Example: Collaboration Canvas Updates
A collaboration canvas has a different shape from wallet updates because users are changing the same shared object at the same time.
A practical flow:
- User drags a node locally.
- UI updates position immediately for responsiveness.
- Client debounces persistence while drag is active.
- API saves the final position with an expected version.
- Backend publishes
canvas.node.moved. - Other clients apply the update if the version is newer.
- If a client detects a version gap, it refetches the canvas snapshot.
This solves two problems at once. The local user gets a smooth experience, and other users receive durable updates without being spammed by every pixel movement.
Presence should use a separate path. Cursor location, active selection, and “user is viewing this document” signals are useful, but they do not need the same durability as saved content. If a cursor event is dropped, the product is still correct. If a node move is dropped forever, the product is wrong.
That distinction is the kind of decision that keeps real-time systems maintainable.
Deployment Strategy
Real-time deployments need more care than normal API deployments because users can be actively connected during releases.
Recommended deployment behavior:
- Stop accepting new connections on an instance being replaced.
- Give existing sockets a short drain period.
- Tell clients to reconnect when a server is shutting down.
- Keep event payloads backward compatible during rolling deploys.
- Avoid changing event names without supporting the old name temporarily.
If the frontend and backend deploy separately, event contracts become public interfaces. A new backend may talk to an old frontend for several minutes or hours.

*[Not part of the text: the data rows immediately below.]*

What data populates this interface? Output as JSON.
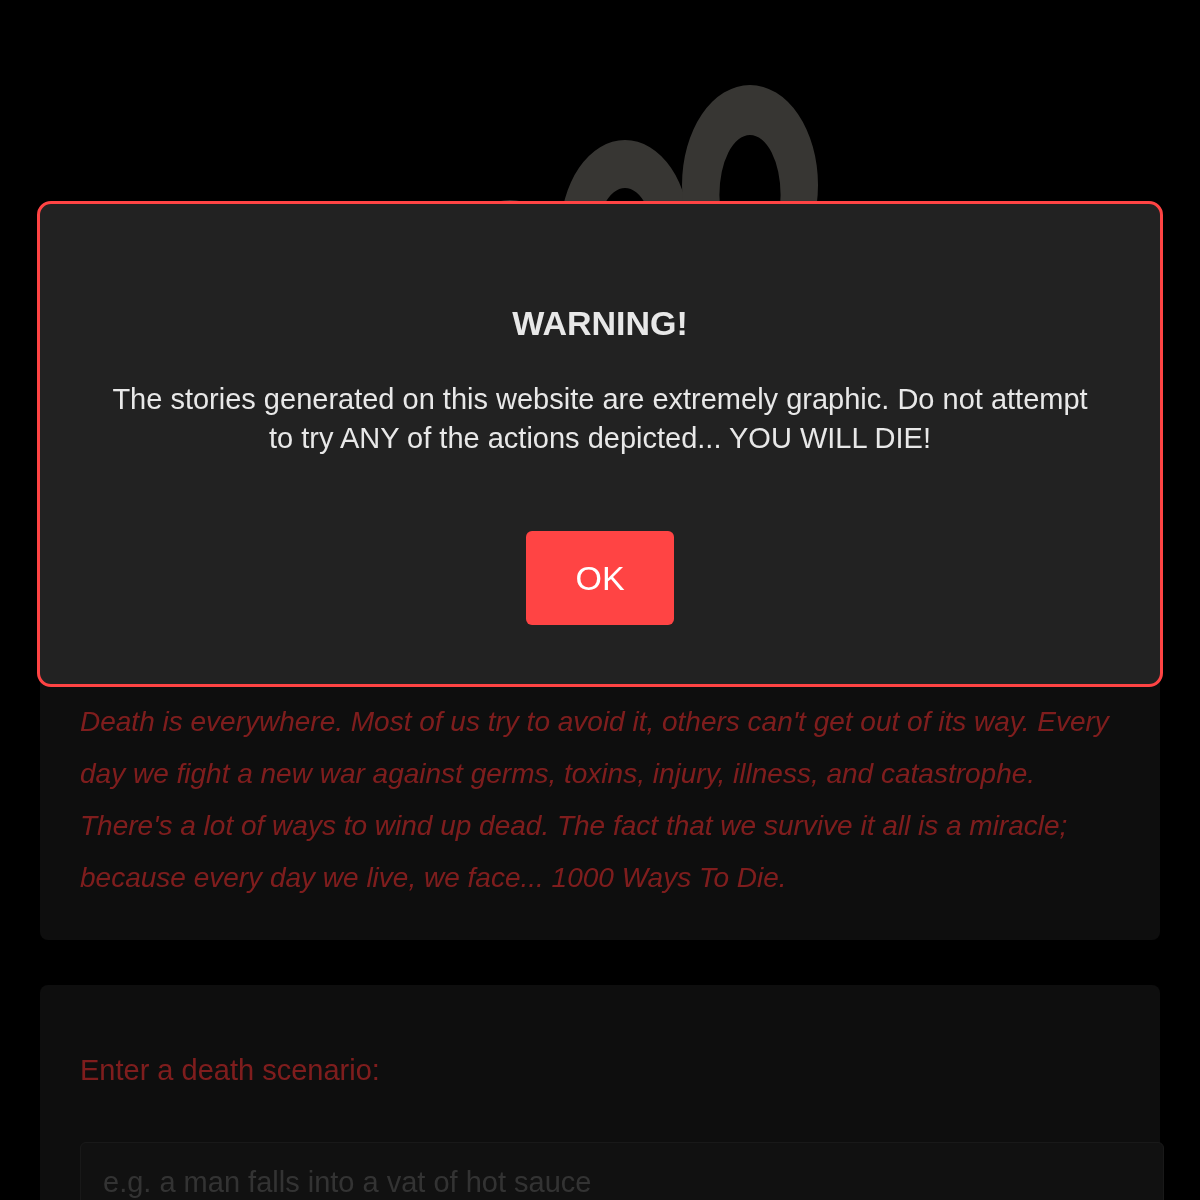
{
  "intro": {
    "text": "Death is everywhere. Most of us try to avoid it, others can't get out of its way. Every day we fight a new war against germs, toxins, injury, illness, and catastrophe. There's a lot of ways to wind up dead. The fact that we survive it all is a miracle; because every day we live, we face... 1000 Ways To Die."
  },
  "form": {
    "label": "Enter a death scenario:",
    "placeholder": "e.g. a man falls into a vat of hot sauce"
  },
  "dialog": {
    "title": "WARNING!",
    "message": "The stories generated on this website are extremely graphic. Do not attempt to try ANY of the actions depicted... YOU WILL DIE!",
    "button": "OK"
  }
}
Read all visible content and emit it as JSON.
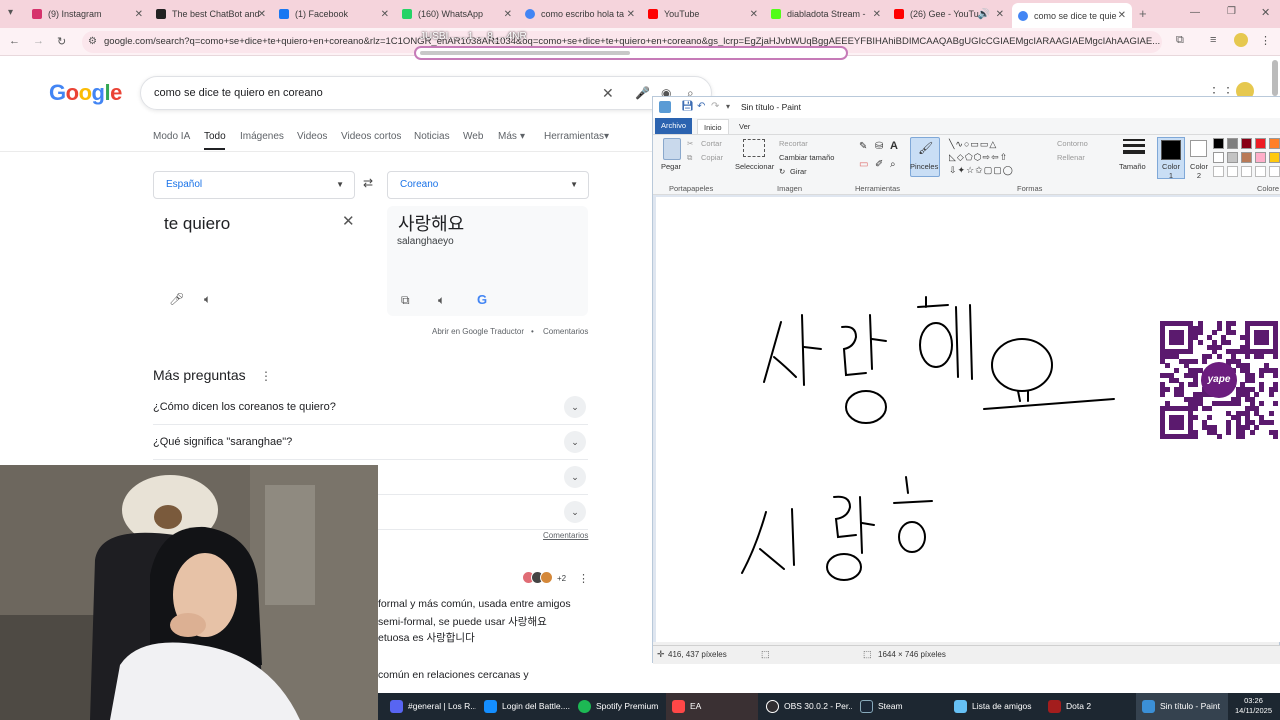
{
  "browser": {
    "tabs": [
      {
        "label": "(9) Instagram",
        "color": "#d6336c"
      },
      {
        "label": "The best ChatBot and",
        "color": "#222222"
      },
      {
        "label": "(1) Facebook",
        "color": "#1877f2"
      },
      {
        "label": "(160) WhatsApp",
        "color": "#25d366"
      },
      {
        "label": "como escribo hola ta",
        "color": "#4285f4"
      },
      {
        "label": "YouTube",
        "color": "#ff0000"
      },
      {
        "label": "diabladota Stream -",
        "color": "#53fc18"
      },
      {
        "label": "(26) Gee - YouTu",
        "color": "#ff0000"
      },
      {
        "label": "como se dice te quie",
        "color": "#4285f4"
      }
    ],
    "url": "google.com/search?q=como+se+dice+te+quiero+en+coreano&rlz=1C1ONGR_enAR1038AR1034&oq=como+se+dice+te+quiero+en+coreano&gs_lcrp=EgZjaHJvbWUqBggAEEEYFBIHAhiBDIMCAAQABgUGIcCGIAEMgcIARAAGIAEMgcIAhAAGIAE...",
    "url_overlay": "JUSBI.......1 ... 8_...4NR"
  },
  "google": {
    "logo": "Google",
    "query": "como se dice te quiero en coreano",
    "nav": [
      "Modo IA",
      "Todo",
      "Imágenes",
      "Videos",
      "Videos cortos",
      "Noticias",
      "Web",
      "Más",
      "Herramientas"
    ],
    "translator": {
      "source_lang": "Español",
      "target_lang": "Coreano",
      "input": "te quiero",
      "output": "사랑해요",
      "romanization": "salanghaeyo",
      "open_link": "Abrir en Google Traductor",
      "feedback": "Comentarios"
    },
    "mas_preguntas": "Más preguntas",
    "questions": [
      "¿Cómo dicen los coreanos te quiero?",
      "¿Qué significa \"saranghae\"?",
      "",
      ""
    ],
    "comentarios2": "Comentarios",
    "avatar_count": "+2",
    "body_lines": [
      "formal y más común, usada entre amigos",
      "semi-formal, se puede usar 사랑해요",
      "etuosa es 사랑합니다",
      "común en relaciones cercanas y"
    ]
  },
  "paint": {
    "title": "Sin título - Paint",
    "tabs": [
      "Archivo",
      "Inicio",
      "Ver"
    ],
    "ribbon": {
      "pegar": "Pegar",
      "cortar": "Cortar",
      "copiar": "Copiar",
      "seleccionar": "Seleccionar",
      "recortar": "Recortar",
      "cambiar_tamano": "Cambiar tamaño",
      "girar": "Girar",
      "pinceles": "Pinceles",
      "contorno": "Contorno",
      "rellenar": "Rellenar",
      "tamano": "Tamaño",
      "color1": "Color 1",
      "color2": "Color 2",
      "colores": "Colore"
    },
    "groups": [
      "Portapapeles",
      "Imagen",
      "Herramientas",
      "Formas"
    ],
    "palette": [
      "#000000",
      "#7f7f7f",
      "#880015",
      "#ed1c24",
      "#ff7f27",
      "#ffffff",
      "#c3c3c3",
      "#b97a57",
      "#ffaec9",
      "#ffc90e"
    ],
    "status": {
      "coords": "416, 437 píxeles",
      "size": "1644 × 746 píxeles"
    },
    "qr_label": "yape"
  },
  "taskbar": {
    "items": [
      {
        "label": "#general | Los R...",
        "color": "#5865f2"
      },
      {
        "label": "Login del Battle....",
        "color": "#148eff"
      },
      {
        "label": "Spotify Premium",
        "color": "#1db954"
      },
      {
        "label": "EA",
        "color": "#ff4747"
      },
      {
        "label": "OBS 30.0.2 - Per...",
        "color": "#302e31"
      },
      {
        "label": "Steam",
        "color": "#1b2838"
      },
      {
        "label": "Lista de amigos",
        "color": "#66c0f4"
      },
      {
        "label": "Dota 2",
        "color": "#a31d1d"
      },
      {
        "label": "Sin título - Paint",
        "color": "#3b8fd6"
      }
    ],
    "time": "03:26",
    "date": "14/11/2025"
  }
}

Version fields and additive payload changes help avoid breaking active sessions.
How This Solves The Chaos Problem
The architecture prevents backend chaos by separating responsibilities.
The API owns validation and mutations. The database owns durable state. The queue/event bus owns asynchronous delivery. The WebSocket gateway owns live fanout. The client owns presentation and recovery behavior. Observability ties the path together.
When those responsibilities blur, real-time systems become fragile. When they stay separate, teams can reason about bugs: was the mutation saved, was the event published, was it delivered, did the client reconcile it?
That clarity is the difference between a feature that demos well and a system that survives production.
Production Checklist
- Use WebSockets only where product latency matters.
- Keep domain state outside the socket gateway.
- Define stable event names and payload versions.
- Verify permissions before joining rooms.
- Use Redis/pub-sub for multi-instance delivery.
- Implement reconnect recovery through HTTP sync.
- Make events idempotent where possible.
- Track connection count, queue lag, and delivery latency.
- Keep payloads small and resource-specific.
- Test deployments while clients are connected.
Closing Thought
Real-time systems should feel instant to users and boring to operate. That only happens when the architecture treats WebSockets as one delivery mechanism inside a larger state system.
The goal is not to send events quickly. The goal is to keep users correctly informed while the network, backend, and product state keep changing.